子どもたちは、客の幼い子を外に連れ出して遊び、客の子を喜ばした。男の夫婦は、民宿経営に慣れていった。
三ヶ月経った。妻が慣れてきたので、ウィークデ一と週末の客を1組から2組にしようと提案し、家族の了解を得て受け入れ客を増やした。
初冬を迎えていた。民宿経営仲間が集まり会合した。冬はあまり魅力がない里山に何かイベントをして客を集めようと話し合い、冬の間は餅つきをして客に体験してもらい、食べてもらう。つき終わった餅は、販売しよう。冬は有機の大根掘りを客に体験してもらう。また冬の間、古民家で囲炉裏を開き、体験することを決めた。

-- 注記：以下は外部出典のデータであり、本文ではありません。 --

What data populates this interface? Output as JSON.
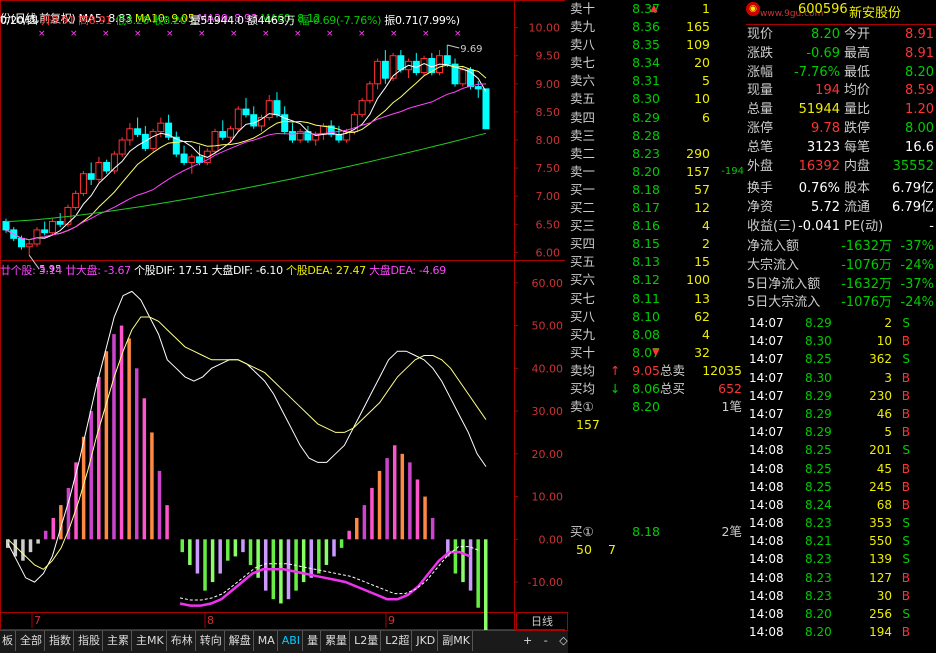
{
  "chart_header": {
    "title": "份(日线,前复权)",
    "ma5": "MA5: 8.83",
    "ma10": "MA10: 9.05",
    "ma20": "MA20: 8.93",
    "ma60": "MA60: 8.12",
    "date": "0/20/四",
    "open": "开8.91",
    "high": "高8.91",
    "low": "低8.20",
    "close": "收8.20",
    "volume": "量51944.0",
    "amount": "额4463万",
    "change": "幅-0.69(-7.76%)",
    "amplitude": "振0.71(7.99%)"
  },
  "macd_header": {
    "a": "廿个股: 3.14",
    "b": "廿大盘: -3.67",
    "dif": "个股DIF: 17.51",
    "mdif": "大盘DIF: -6.10",
    "dea": "个股DEA: 27.47",
    "mdea": "大盘DEA: -4.69"
  },
  "price_axis": [
    "10.00",
    "9.50",
    "9.00",
    "8.50",
    "8.00",
    "7.50",
    "7.00",
    "6.50",
    "6.00"
  ],
  "macd_axis": [
    "60.00",
    "50.00",
    "40.00",
    "30.00",
    "20.00",
    "10.00",
    "0.00",
    "-10.00"
  ],
  "chart_labels": {
    "hi": "9.69",
    "lo": "5.95"
  },
  "month_labels": [
    "7",
    "8",
    "9"
  ],
  "period": "日线",
  "ask_book": [
    {
      "label": "卖十",
      "price": "8.37",
      "vol": "1",
      "chg": "▲"
    },
    {
      "label": "卖九",
      "price": "8.36",
      "vol": "165",
      "chg": ""
    },
    {
      "label": "卖八",
      "price": "8.35",
      "vol": "109",
      "chg": ""
    },
    {
      "label": "卖七",
      "price": "8.34",
      "vol": "20",
      "chg": ""
    },
    {
      "label": "卖六",
      "price": "8.31",
      "vol": "5",
      "chg": ""
    },
    {
      "label": "卖五",
      "price": "8.30",
      "vol": "10",
      "chg": ""
    },
    {
      "label": "卖四",
      "price": "8.29",
      "vol": "6",
      "chg": ""
    },
    {
      "label": "卖三",
      "price": "8.28",
      "vol": "",
      "chg": ""
    },
    {
      "label": "卖二",
      "price": "8.23",
      "vol": "290",
      "chg": ""
    },
    {
      "label": "卖一",
      "price": "8.20",
      "vol": "157",
      "chg": "-194"
    }
  ],
  "bid_book": [
    {
      "label": "买一",
      "price": "8.18",
      "vol": "57"
    },
    {
      "label": "买二",
      "price": "8.17",
      "vol": "12"
    },
    {
      "label": "买三",
      "price": "8.16",
      "vol": "4"
    },
    {
      "label": "买四",
      "price": "8.15",
      "vol": "2"
    },
    {
      "label": "买五",
      "price": "8.13",
      "vol": "15"
    },
    {
      "label": "买六",
      "price": "8.12",
      "vol": "100"
    },
    {
      "label": "买七",
      "price": "8.11",
      "vol": "13"
    },
    {
      "label": "买八",
      "price": "8.10",
      "vol": "62"
    },
    {
      "label": "买九",
      "price": "8.08",
      "vol": "4"
    },
    {
      "label": "买十",
      "price": "8.07",
      "vol": "32",
      "chg": "▼"
    }
  ],
  "avg": {
    "sell_label": "卖均",
    "sell_price": "9.05",
    "sell_tot_label": "总卖",
    "sell_tot": "12035",
    "buy_label": "买均",
    "buy_price": "8.06",
    "buy_tot_label": "总买",
    "buy_tot": "652"
  },
  "queue_sell": {
    "label": "卖①",
    "price": "8.20",
    "count": "1笔",
    "vol": "157"
  },
  "queue_buy": {
    "label": "买①",
    "price": "8.18",
    "count": "2笔",
    "v1": "50",
    "v2": "7"
  },
  "stock": {
    "code": "600596",
    "name": "新安股份",
    "brand": "www.9gu.com"
  },
  "info_rows": [
    {
      "l1": "现价",
      "v1": "8.20",
      "c1": "g",
      "l2": "今开",
      "v2": "8.91",
      "c2": "r"
    },
    {
      "l1": "涨跌",
      "v1": "-0.69",
      "c1": "g",
      "l2": "最高",
      "v2": "8.91",
      "c2": "r"
    },
    {
      "l1": "涨幅",
      "v1": "-7.76%",
      "c1": "g",
      "l2": "最低",
      "v2": "8.20",
      "c2": "g"
    },
    {
      "l1": "现量",
      "v1": "194",
      "c1": "r",
      "l2": "均价",
      "v2": "8.59",
      "c2": "r"
    },
    {
      "l1": "总量",
      "v1": "51944",
      "c1": "y",
      "l2": "量比",
      "v2": "1.20",
      "c2": "r"
    },
    {
      "l1": "涨停",
      "v1": "9.78",
      "c1": "r",
      "l2": "跌停",
      "v2": "8.00",
      "c2": "g"
    },
    {
      "l1": "总笔",
      "v1": "3123",
      "c1": "w",
      "l2": "每笔",
      "v2": "16.6",
      "c2": "w"
    },
    {
      "l1": "外盘",
      "v1": "16392",
      "c1": "r",
      "l2": "内盘",
      "v2": "35552",
      "c2": "g"
    }
  ],
  "info_rows2": [
    {
      "l1": "换手",
      "v1": "0.76%",
      "c1": "w",
      "l2": "股本",
      "v2": "6.79亿",
      "c2": "w"
    },
    {
      "l1": "净资",
      "v1": "5.72",
      "c1": "w",
      "l2": "流通",
      "v2": "6.79亿",
      "c2": "w"
    },
    {
      "l1": "收益(三)",
      "v1": "-0.041",
      "c1": "w",
      "l2": "PE(动)",
      "v2": "-",
      "c2": "w"
    }
  ],
  "flow_rows": [
    {
      "l": "净流入额",
      "v": "-1632万",
      "p": "-37%"
    },
    {
      "l": "大宗流入",
      "v": "-1076万",
      "p": "-24%"
    },
    {
      "l": "5日净流入额",
      "v": "-1632万",
      "p": "-37%"
    },
    {
      "l": "5日大宗流入",
      "v": "-1076万",
      "p": "-24%"
    }
  ],
  "ticks": [
    {
      "t": "14:07",
      "p": "8.29",
      "v": "2",
      "s": "S"
    },
    {
      "t": "14:07",
      "p": "8.30",
      "v": "10",
      "s": "B"
    },
    {
      "t": "14:07",
      "p": "8.25",
      "v": "362",
      "s": "S"
    },
    {
      "t": "14:07",
      "p": "8.30",
      "v": "3",
      "s": "B"
    },
    {
      "t": "14:07",
      "p": "8.29",
      "v": "230",
      "s": "B"
    },
    {
      "t": "14:07",
      "p": "8.29",
      "v": "46",
      "s": "B"
    },
    {
      "t": "14:07",
      "p": "8.29",
      "v": "5",
      "s": "B"
    },
    {
      "t": "14:08",
      "p": "8.25",
      "v": "201",
      "s": "S"
    },
    {
      "t": "14:08",
      "p": "8.25",
      "v": "45",
      "s": "B"
    },
    {
      "t": "14:08",
      "p": "8.25",
      "v": "245",
      "s": "B"
    },
    {
      "t": "14:08",
      "p": "8.24",
      "v": "68",
      "s": "B"
    },
    {
      "t": "14:08",
      "p": "8.23",
      "v": "353",
      "s": "S"
    },
    {
      "t": "14:08",
      "p": "8.21",
      "v": "550",
      "s": "S"
    },
    {
      "t": "14:08",
      "p": "8.23",
      "v": "139",
      "s": "S"
    },
    {
      "t": "14:08",
      "p": "8.23",
      "v": "127",
      "s": "B"
    },
    {
      "t": "14:08",
      "p": "8.23",
      "v": "30",
      "s": "B"
    },
    {
      "t": "14:08",
      "p": "8.20",
      "v": "256",
      "s": "S"
    },
    {
      "t": "14:08",
      "p": "8.20",
      "v": "194",
      "s": "B"
    }
  ],
  "tabs": [
    "板",
    "全部",
    "指数",
    "指股",
    "主累",
    "主MK",
    "布林",
    "转向",
    "解盘",
    "MA",
    "ABI",
    "量",
    "累量",
    "L2量",
    "L2超",
    "JKD",
    "副MK"
  ],
  "active_tab": "ABI",
  "small_buttons": [
    "+",
    "-",
    "◇"
  ],
  "colors": {
    "up": "#ff3333",
    "down": "#00ffff",
    "ma5": "#ffffff",
    "ma10": "#ffff66",
    "ma20": "#ff44ff",
    "ma60": "#22cc22"
  },
  "chart_data": {
    "type": "candlestick",
    "ylim": [
      5.9,
      10.1
    ],
    "ohlc": [
      [
        6.55,
        6.6,
        6.35,
        6.4
      ],
      [
        6.4,
        6.45,
        6.2,
        6.25
      ],
      [
        6.25,
        6.3,
        6.05,
        6.1
      ],
      [
        6.1,
        6.2,
        5.95,
        6.15
      ],
      [
        6.15,
        6.45,
        6.1,
        6.4
      ],
      [
        6.4,
        6.55,
        6.3,
        6.35
      ],
      [
        6.35,
        6.6,
        6.3,
        6.55
      ],
      [
        6.55,
        6.7,
        6.45,
        6.5
      ],
      [
        6.5,
        6.85,
        6.45,
        6.8
      ],
      [
        6.8,
        7.1,
        6.75,
        7.05
      ],
      [
        7.05,
        7.45,
        7.0,
        7.4
      ],
      [
        7.4,
        7.6,
        7.2,
        7.3
      ],
      [
        7.3,
        7.7,
        7.25,
        7.6
      ],
      [
        7.6,
        7.65,
        7.4,
        7.45
      ],
      [
        7.45,
        7.8,
        7.4,
        7.75
      ],
      [
        7.75,
        8.05,
        7.7,
        8.0
      ],
      [
        8.0,
        8.3,
        7.9,
        8.2
      ],
      [
        8.2,
        8.4,
        8.05,
        8.1
      ],
      [
        8.1,
        8.25,
        7.8,
        7.85
      ],
      [
        7.85,
        8.2,
        7.8,
        8.15
      ],
      [
        8.15,
        8.4,
        8.05,
        8.3
      ],
      [
        8.3,
        8.45,
        8.0,
        8.05
      ],
      [
        8.05,
        8.15,
        7.7,
        7.75
      ],
      [
        7.75,
        7.9,
        7.55,
        7.6
      ],
      [
        7.6,
        7.75,
        7.4,
        7.7
      ],
      [
        7.7,
        7.9,
        7.55,
        7.6
      ],
      [
        7.6,
        7.85,
        7.55,
        7.8
      ],
      [
        7.8,
        8.2,
        7.75,
        8.15
      ],
      [
        8.15,
        8.35,
        8.0,
        8.05
      ],
      [
        8.05,
        8.25,
        7.95,
        8.2
      ],
      [
        8.2,
        8.6,
        8.15,
        8.55
      ],
      [
        8.55,
        8.75,
        8.4,
        8.45
      ],
      [
        8.45,
        8.6,
        8.2,
        8.25
      ],
      [
        8.25,
        8.45,
        8.15,
        8.4
      ],
      [
        8.4,
        8.8,
        8.35,
        8.7
      ],
      [
        8.7,
        8.85,
        8.4,
        8.45
      ],
      [
        8.45,
        8.6,
        8.1,
        8.15
      ],
      [
        8.15,
        8.3,
        7.95,
        8.0
      ],
      [
        8.0,
        8.2,
        7.95,
        8.15
      ],
      [
        8.15,
        8.25,
        7.95,
        8.0
      ],
      [
        8.0,
        8.15,
        7.9,
        8.1
      ],
      [
        8.1,
        8.3,
        8.0,
        8.25
      ],
      [
        8.25,
        8.35,
        8.05,
        8.1
      ],
      [
        8.1,
        8.25,
        7.95,
        8.0
      ],
      [
        8.0,
        8.2,
        7.95,
        8.15
      ],
      [
        8.15,
        8.5,
        8.1,
        8.45
      ],
      [
        8.45,
        8.75,
        8.4,
        8.7
      ],
      [
        8.7,
        9.05,
        8.65,
        9.0
      ],
      [
        9.0,
        9.45,
        8.9,
        9.4
      ],
      [
        9.4,
        9.6,
        9.0,
        9.1
      ],
      [
        9.1,
        9.55,
        9.05,
        9.5
      ],
      [
        9.5,
        9.6,
        9.2,
        9.25
      ],
      [
        9.25,
        9.45,
        9.1,
        9.4
      ],
      [
        9.4,
        9.55,
        9.15,
        9.2
      ],
      [
        9.2,
        9.5,
        9.15,
        9.45
      ],
      [
        9.45,
        9.55,
        9.15,
        9.2
      ],
      [
        9.2,
        9.6,
        9.15,
        9.5
      ],
      [
        9.5,
        9.69,
        9.3,
        9.35
      ],
      [
        9.35,
        9.45,
        8.95,
        9.0
      ],
      [
        9.0,
        9.3,
        8.95,
        9.25
      ],
      [
        9.25,
        9.3,
        8.9,
        8.95
      ],
      [
        8.95,
        9.05,
        8.75,
        8.91
      ],
      [
        8.91,
        8.91,
        8.2,
        8.2
      ]
    ],
    "macd_hist": [
      -2,
      -4,
      -5,
      -3,
      -1,
      2,
      5,
      8,
      12,
      18,
      24,
      30,
      38,
      44,
      48,
      50,
      47,
      40,
      33,
      25,
      16,
      8,
      0,
      -3,
      -6,
      -8,
      -12,
      -10,
      -8,
      -5,
      -4,
      -3,
      -6,
      -9,
      -12,
      -14,
      -15,
      -14,
      -12,
      -10,
      -9,
      -8,
      -6,
      -4,
      -2,
      2,
      5,
      8,
      12,
      16,
      19,
      22,
      20,
      18,
      14,
      10,
      5,
      0,
      -4,
      -8,
      -10,
      -12,
      -16,
      -26
    ],
    "dif": [
      -1,
      -5,
      -9,
      -10,
      -8,
      -4,
      3,
      10,
      18,
      27,
      36,
      44,
      52,
      57,
      58,
      56,
      52,
      48,
      42,
      40,
      38,
      37,
      38,
      40,
      41,
      42,
      42,
      41,
      39,
      37,
      34,
      30,
      26,
      22,
      19,
      18,
      18,
      20,
      22,
      26,
      30,
      34,
      38,
      42,
      44,
      44,
      43,
      42,
      40,
      37,
      33,
      29,
      25,
      20,
      17
    ],
    "dea": [
      0,
      -2,
      -4,
      -6,
      -7,
      -5,
      -2,
      3,
      9,
      16,
      24,
      31,
      38,
      44,
      49,
      52,
      52,
      51,
      49,
      47,
      45,
      44,
      43,
      42,
      42,
      42,
      42,
      41,
      40,
      39,
      37,
      35,
      33,
      31,
      29,
      27,
      26,
      25,
      25,
      26,
      28,
      30,
      32,
      35,
      38,
      40,
      42,
      43,
      43,
      42,
      40,
      37,
      34,
      31,
      28
    ],
    "market_line": [
      -15,
      -15.5,
      -15.5,
      -15,
      -14,
      -12,
      -10,
      -8,
      -7,
      -7,
      -7,
      -7.5,
      -8,
      -8.5,
      -9,
      -9.5,
      -10,
      -11,
      -12,
      -13,
      -14,
      -14,
      -13,
      -11,
      -8,
      -5,
      -3,
      -3,
      -4
    ]
  }
}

情報網を使って宣伝したところ、あっという間に冬の間の三ヶ月の予約が埋まった。泊まりに来た客は餅つきをし、囲炉裏端でおろし餅、きなこ餅、あんころ餅などを食べ、田舎の生活を楽しんだ。また、若者や中高年の団体は、囲炉裏での酒宴を開き、日本の古民家の生活を堪能し喜んだ。昼間は客を畑に案内し、大根抜きの体験をしてもらった。客は慣れない作業に興奮し、歓声をあげた。男は、妻に協力できることは、惜しまず手伝った。
妻は男に「お客さんは、今まで自家用車で来る人たちばっかりだったけど、お父さん、お客さんを駅へ迎えに行ってもらえる?そうすれば車がない人も来れるわ」と提案し、早速実行に移した。男の夫婦は忙しくなったが、現金収入が増えて喜んだ。